Eight year older and thus eight years closer to the end myself, and with eight more years of these types of calls, I can say, I do not work cardiac arrests that are a shade over the line. Maybe it is because I don’t need the practice any more, but I think it is more a feeling of respect for the dead than maybe I had before. My heart says just leave them be. A couple weeks ago, I had three dead bodies in one day. Three souls who had passed on and who were beyond our grasp. On one call, the first responders were working the patient — a special needs patient who had passed in the night. It was a bit of an emotional scene, but she was dead, you could barely open her mouth because of the setting in rigor. Stop, I said, she’d dead. After running my asystole strip, we put her back in bed and then we all sat there with her foster mother who had nursed her from a baby when they all told her she wouldn’t live three months. Here twenty some odd years later she had finally come to her end. Her foster mother told us about how she had gotten her eat when they said she wouldn’t, the concoction she’d made for her with juices, tinctures and nectars and all the love in heart. She wondered now what her house would sound like without her daughter’s laughter that used to fill it up. We all told her of the respect we had for her and of our sorrow for her loss, and we stayed and helped her contact the funeral home and her pastor.

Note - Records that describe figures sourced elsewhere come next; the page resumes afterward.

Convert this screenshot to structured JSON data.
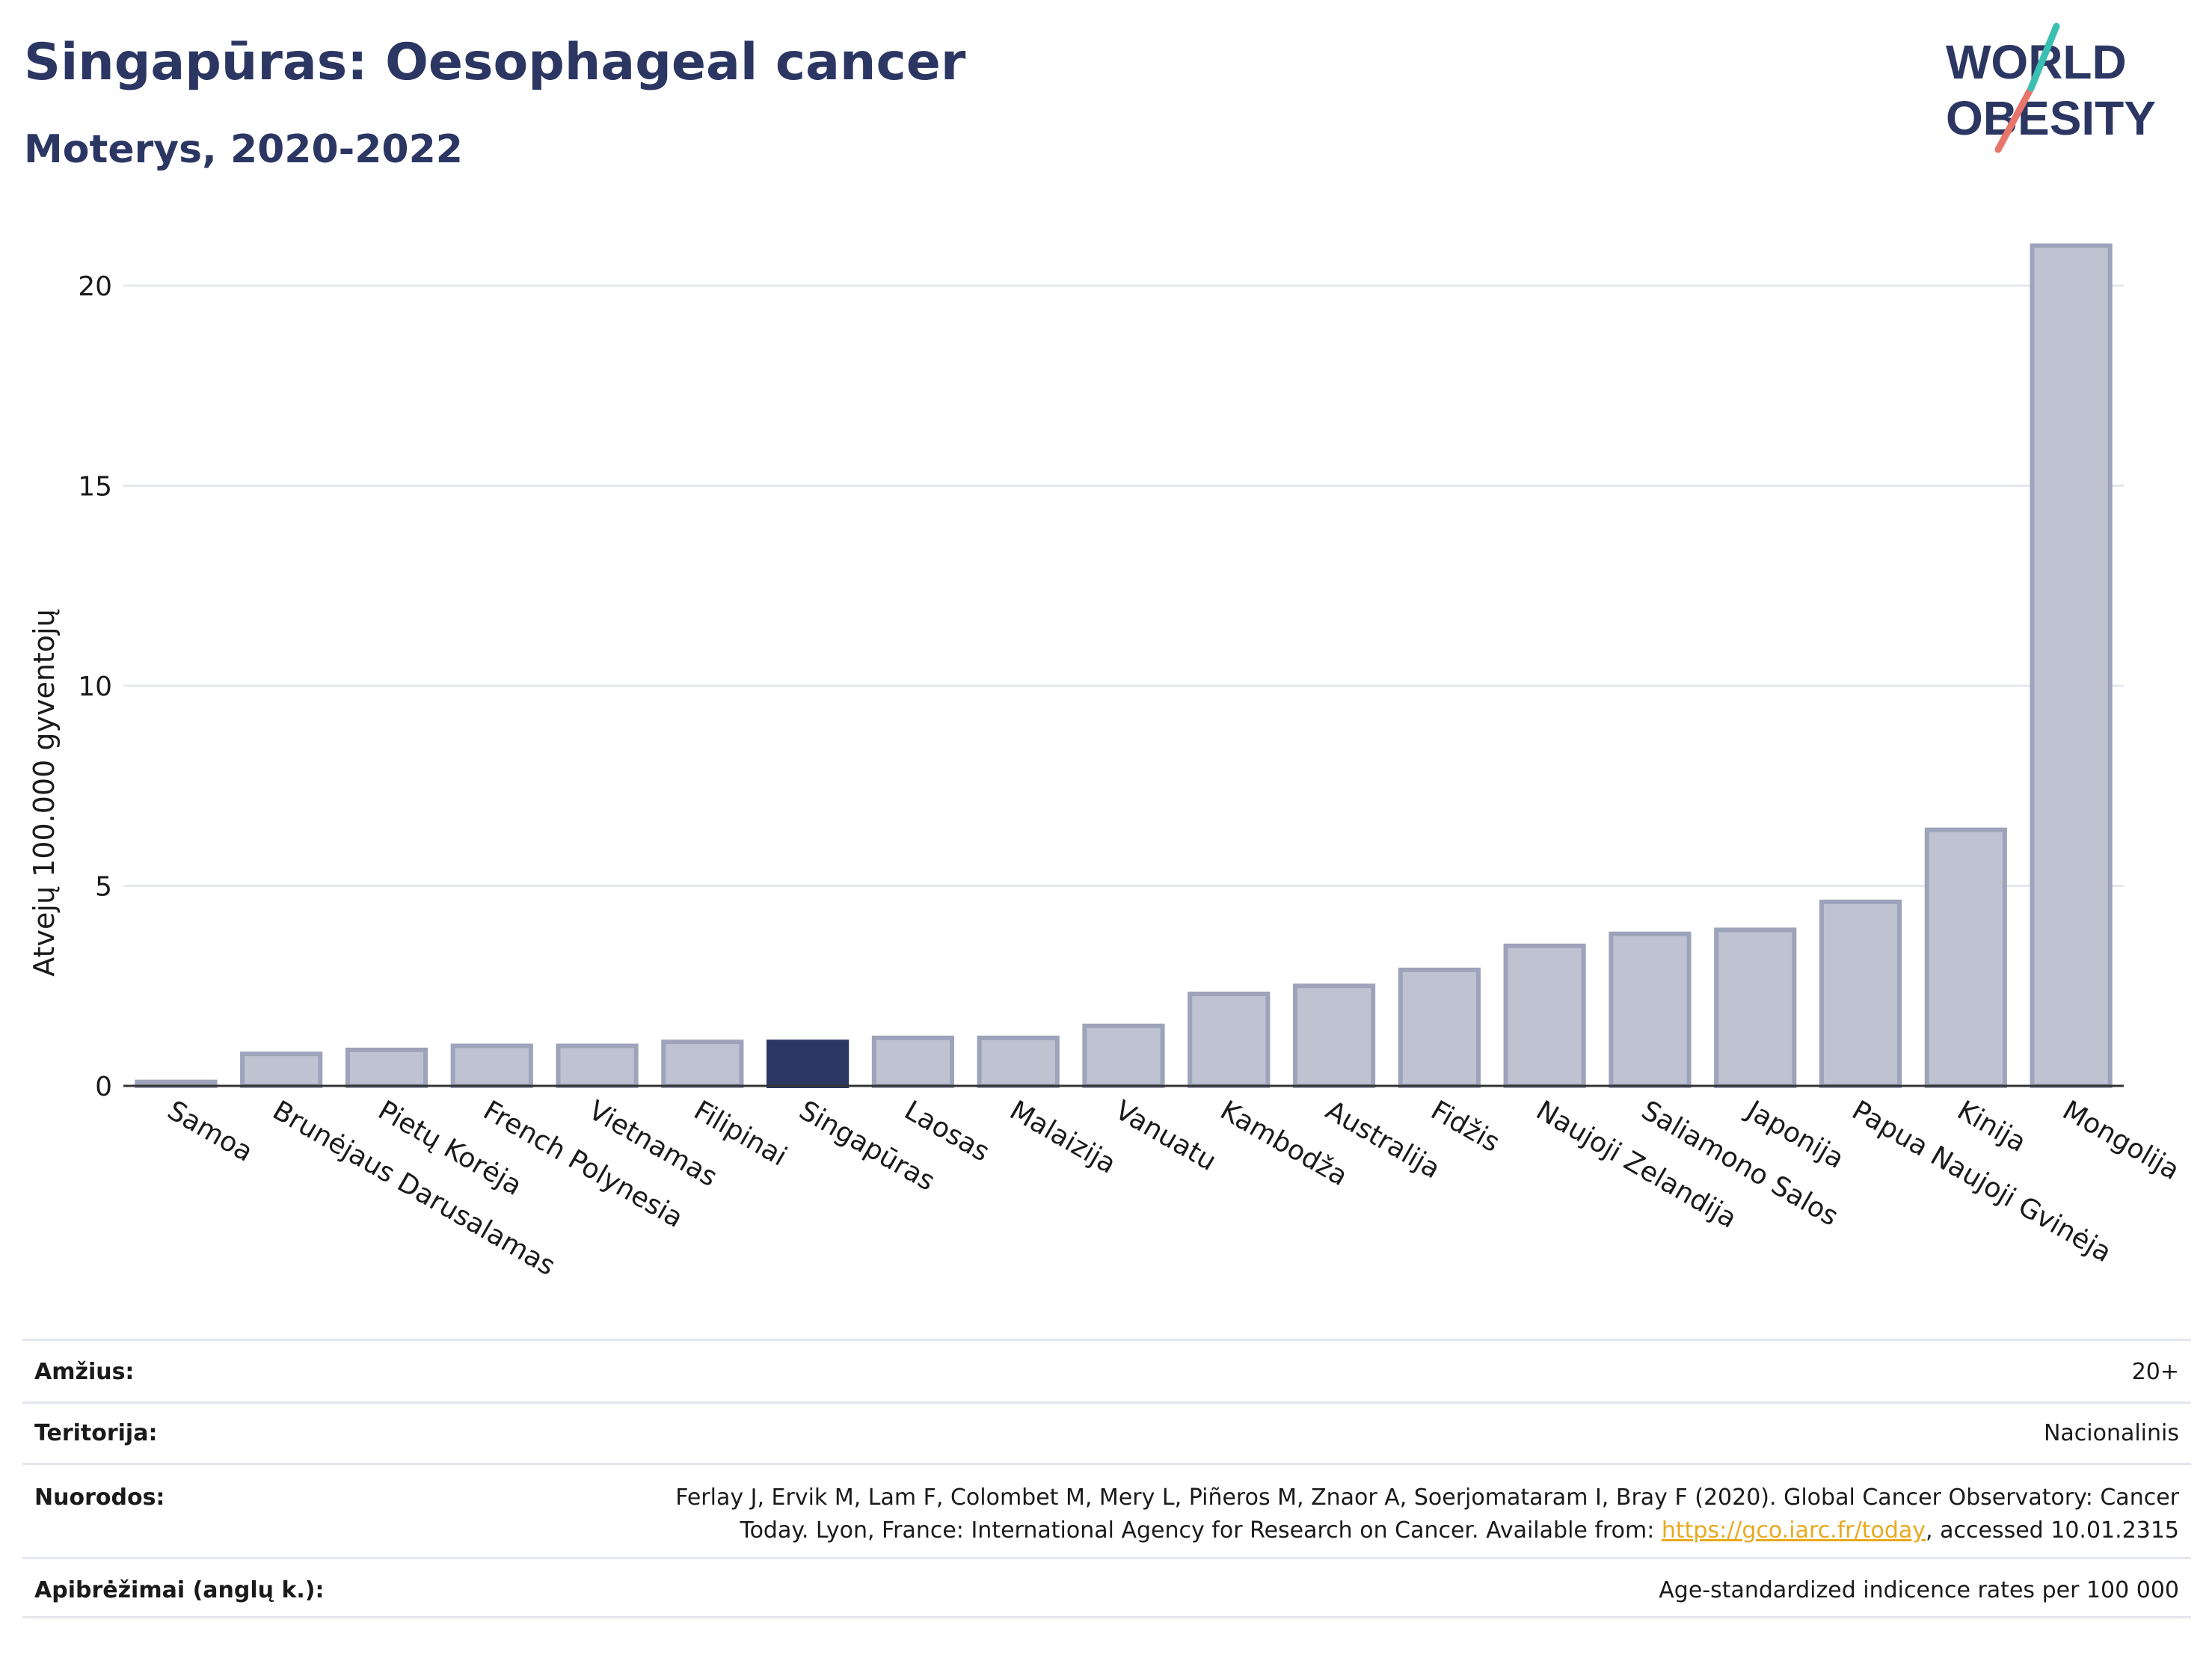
{
  "header": {
    "title": "Singapūras: Oesophageal cancer",
    "subtitle": "Moterys, 2020-2022"
  },
  "logo": {
    "line1": "WORLD",
    "line2": "OBESITY"
  },
  "colors": {
    "bar": "#bfc3d1",
    "bar_stroke": "#9da3ba",
    "highlight": "#2b3663",
    "title": "#2b3663"
  },
  "chart_data": {
    "type": "bar",
    "ylabel": "Atvejų 100.000 gyventojų",
    "ylim": [
      0,
      22
    ],
    "yticks": [
      0,
      5,
      10,
      15,
      20
    ],
    "categories": [
      "Samoa",
      "Brunėjaus Darusalamas",
      "Pietų Korėja",
      "French Polynesia",
      "Vietnamas",
      "Filipinai",
      "Singapūras",
      "Laosas",
      "Malaizija",
      "Vanuatu",
      "Kambodža",
      "Australija",
      "Fidžis",
      "Naujoji Zelandija",
      "Saliamono Salos",
      "Japonija",
      "Papua Naujoji Gvinėja",
      "Kinija",
      "Mongolija"
    ],
    "values": [
      0.1,
      0.8,
      0.9,
      1.0,
      1.0,
      1.1,
      1.1,
      1.2,
      1.2,
      1.5,
      2.3,
      2.5,
      2.9,
      3.5,
      3.8,
      3.9,
      4.6,
      6.4,
      21.0
    ],
    "highlight": "Singapūras",
    "grid": true
  },
  "meta": {
    "age_label": "Amžius:",
    "age_value": "20+",
    "territory_label": "Teritorija:",
    "territory_value": "Nacionalinis",
    "refs_label": "Nuorodos:",
    "refs_line1": "Ferlay J, Ervik M, Lam F, Colombet M, Mery L, Piñeros M, Znaor A, Soerjomataram I, Bray F (2020). Global Cancer Observatory: Cancer",
    "refs_line2_pre": "Today. Lyon, France: International Agency for Research on Cancer. Available from: ",
    "refs_link": "https://gco.iarc.fr/today",
    "refs_line2_post": ", accessed 10.01.2315",
    "defs_label": "Apibrėžimai (anglų k.):",
    "defs_value": "Age-standardized indicence rates per 100 000"
  }
}
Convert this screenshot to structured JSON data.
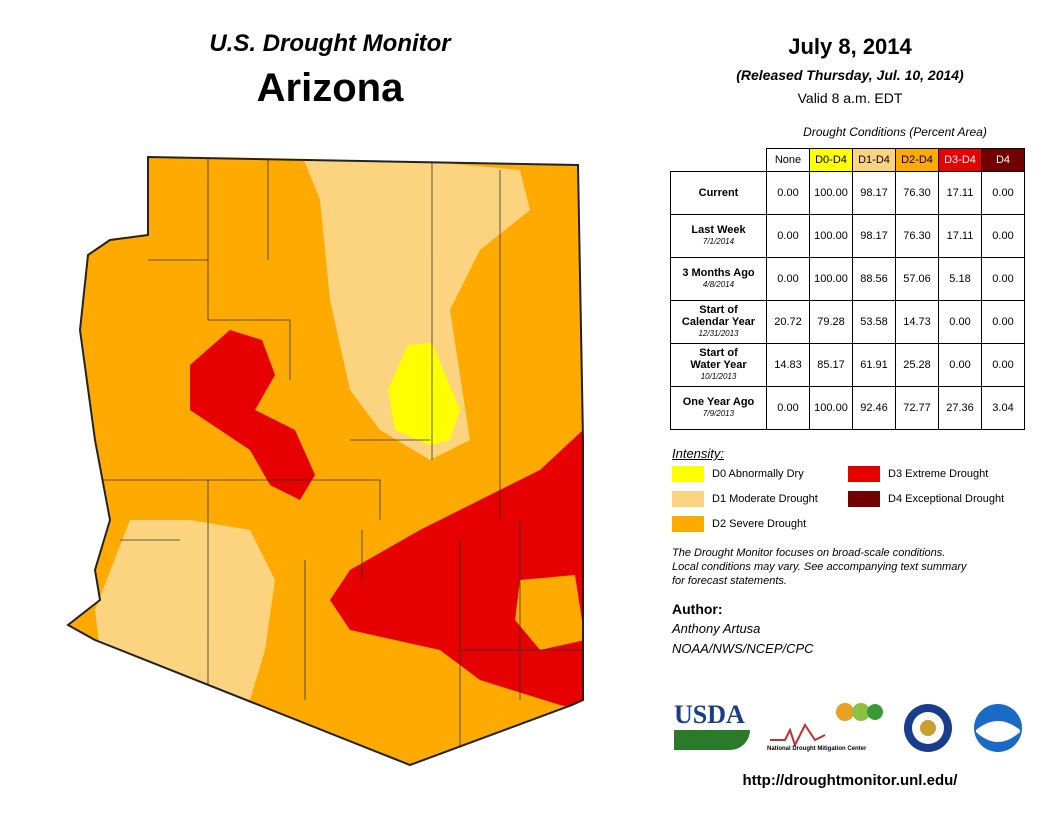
{
  "header": {
    "title": "U.S. Drought Monitor",
    "state": "Arizona",
    "date": "July 8, 2014",
    "released": "(Released Thursday, Jul. 10, 2014)",
    "valid": "Valid 8 a.m. EDT"
  },
  "table": {
    "caption": "Drought Conditions (Percent Area)",
    "columns": [
      "None",
      "D0-D4",
      "D1-D4",
      "D2-D4",
      "D3-D4",
      "D4"
    ],
    "rows": [
      {
        "label": [
          "Current"
        ],
        "values": [
          "0.00",
          "100.00",
          "98.17",
          "76.30",
          "17.11",
          "0.00"
        ]
      },
      {
        "label": [
          "Last Week"
        ],
        "date": "7/1/2014",
        "values": [
          "0.00",
          "100.00",
          "98.17",
          "76.30",
          "17.11",
          "0.00"
        ]
      },
      {
        "label": [
          "3 Months Ago"
        ],
        "date": "4/8/2014",
        "values": [
          "0.00",
          "100.00",
          "88.56",
          "57.06",
          "5.18",
          "0.00"
        ]
      },
      {
        "label": [
          "Start of",
          "Calendar Year"
        ],
        "date": "12/31/2013",
        "values": [
          "20.72",
          "79.28",
          "53.58",
          "14.73",
          "0.00",
          "0.00"
        ]
      },
      {
        "label": [
          "Start of",
          "Water Year"
        ],
        "date": "10/1/2013",
        "values": [
          "14.83",
          "85.17",
          "61.91",
          "25.28",
          "0.00",
          "0.00"
        ]
      },
      {
        "label": [
          "One Year Ago"
        ],
        "date": "7/9/2013",
        "values": [
          "0.00",
          "100.00",
          "92.46",
          "72.77",
          "27.36",
          "3.04"
        ]
      }
    ]
  },
  "legend": {
    "title": "Intensity:",
    "items": [
      "D0 Abnormally Dry",
      "D1 Moderate Drought",
      "D2 Severe Drought",
      "D3 Extreme Drought",
      "D4 Exceptional Drought"
    ]
  },
  "note": [
    "The Drought Monitor focuses on broad-scale conditions.",
    "Local conditions may vary. See accompanying text summary",
    "for forecast statements."
  ],
  "author": {
    "label": "Author:",
    "name": "Anthony Artusa",
    "org": "NOAA/NWS/NCEP/CPC"
  },
  "logos": {
    "usda": "USDA",
    "ndmc": "National Drought Mitigation Center"
  },
  "url": "http://droughtmonitor.unl.edu/"
}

We could have tried to pry her mouth open enough to get a tube in, beat on her chest, and drilled her tibia — all just to work her for our sake and for the family’s sake. But I was more comfortable with the way it went down. We all were. It was the right way.

***

I guess some of it depends on how you feel about a body. When the person dies, is their soul released? And does all that made them who they were fly off? And is the remaining body then just inanimate? Like a stone. Or is it a memorial to the life they lived? To the lives we all lead?

If they are dead, I say, and they are not coming back, leave them in peace.

3 Comments

  • Tanner says:

    I agree completely with this. One thing I’d like your opinion on Peter is pedi codes that are obviously dead. I’m an AEMT and have only been in EMS for 1 1/2 or so. Had my first pedi code a few weeks ago. 3month old M had been put down to sleep around 6 hours before we got the call at around 4am so we weren’t sure how long he’d been unresponsive. A touch of rigor like you said with the big woman in your post and cool all over, but we worked him anyway. IO, tube, ALCS, all the marbles. But he was pronounced shortly after we got to the hospital. My partner told me that he works every pedi code. Even ones he believes are more than likely hopeless. He said he does this because it gives him a chance to do skills he doesn’t get to do very often, ie. Intubating an infant and such. In the hopes that it prepares him more so for the time when something may be able to be done for the child.
    What are your thoughts on this approach?
    As always great post, your writings have greatly influenced me in a positive as a young person in EMS and helped shape the type of provider I want to be over my career. I really appreciate what you do.
    Stay safe out there

  • medicscribe says:

    Pedi codes are tough. I have transported a number cold and stiff just because everyone was freaking out. I guess it all depends on your feel for the situation. I know in the ED they will work pedis long after everyone knows they are dead. Still, if I can avoid working someone who is already passed, I think that is better. But it is most often hard to avoid. A tough situation all around. I have written about this in the past I believe. i will try to go through old posts and see what I can find.

  • SueEdRn says:

    My dad donated himself for UCONN with the sole purpose of medical staff being able to learn. When he was signing the papers the staff told him that sometimes they are full and unable to accept his body. I think some people ask to go this route as it is a free way to have your body taken care of rather than paying for cremation (they cremate the body after staying there for one year and return the cremains to the family). Sometimes there are too many donations for one facility so they are transported to other facilities.
    Don’t feel bad or worry about using the body for your airway practice, say thank you. My dad was happy he was going to be useful again.